Quoique, dans ces cas, le frottement dont nous venons de parler, augmentant les points du contact, augmente auſſi la ſomme des forces attractives, & que, ſous ce rapport, on puiſſe dire que l’effet d’adhérence produit par le frottement, dépende de l’attraction ; cependant il y a encore un effet qui ne dépend que de l’engrenage des parties : or, ce dernier effet eſt celui du frottement proprement dit, & qu’on ne peut évaluer.

Un morceau de glace taillé en rond, de deux pouces & demi de diamètre, & ſuſpendu par un crochet maſtiqué ſur la ſurface ſupérieure, étant mis en équilibre à l’un des bras d’une balance, ſi on fait enſuite deſcendre cette glace juſqu’à ce qu’elle touche immédiatement la ſurface du mercure que contient un vaſe placé au-deſſous, on obſervera qu’en ajoutant ſucceſſivement pluſieurs poids dans le baſſin oppoſé de la balance, juſqu’à ce qu’il en ait aſſez pour détacher la glace & vaincre l’adhéſion ; on obſervera, diſons-nous, que cette glace tiendra encore à neuf gros, & qu’elle ſera emportée par dix-huit grains de plus.

Cette force ainſi déterminée, dit M. de Morveau, je néglige les dix-huit grains ; l’appareil étant porté ſous le récipient de la machine pneumatique, je pompe l’air juſqu’à ce que la colonne ſuſpendue dans la jauge ſoit entièrement ſuſpendue ; & néanmoins la glace continue d’adhérer au mercure du vaſe, & de ſoutenir, par cette adhéſion, les neuf gros qui chargent l’autre bras de la balance. Ici on néglige les dix-huit grains.
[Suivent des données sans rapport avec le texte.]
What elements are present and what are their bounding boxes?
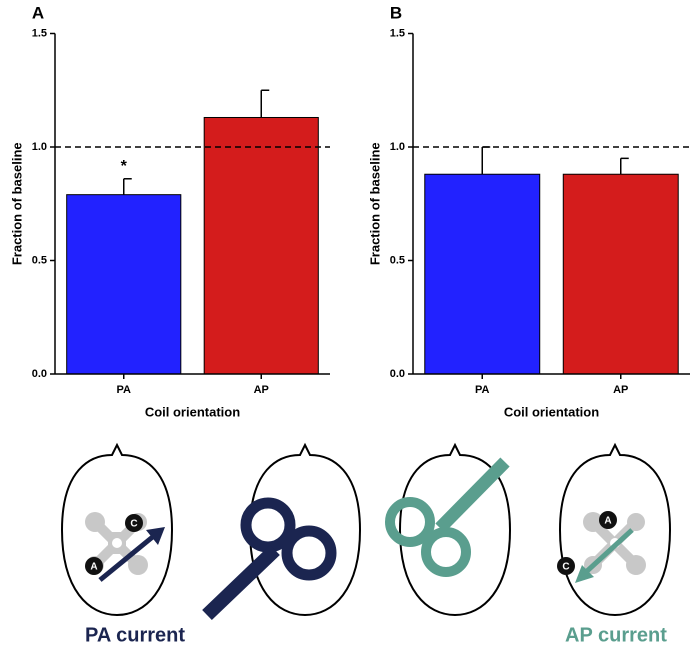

Selon les expériences qu’a faites ce ſavant, il réſulte qu’un morceau de glace de deux pouces & demi de diamètre, adhère

au mercure, avec une force égale à 
756 grains,
à l’huile de tartre par défaillance, 
210
à l’eau, 
258
à l’huile d’olive, 
192
à l’eſprit-de-vin, 
162

un morceau de ſuif de pareil diamètre adhère

à l’eau, 
334
à l’huile de tartre, 
294
à l’huile d’olive, 
280
à l’eſprit-de-vin, 
226

Les expériences ſuivantes du même ont été faites avec des plaques rondes de différens métaux, toujours d’après les principes du docteur Taylor, & il a trouvé que

l’or adhère au mercure avec une force de, 
446 grains,
l’argent, 
429
l’étain, 
418
le plomb, 
397
le biſmuth, 
372
le zinc, 
204
le cuivre, 
142
l’antimoine, 
126
le fer, 
115
le cobalt, 
008

De ces dernières expériences, M. de Morveau a cru pouvoir en déduire que l’adhéſion des corps aux liquides eſt en raiſon de leur affinité de diſſolution.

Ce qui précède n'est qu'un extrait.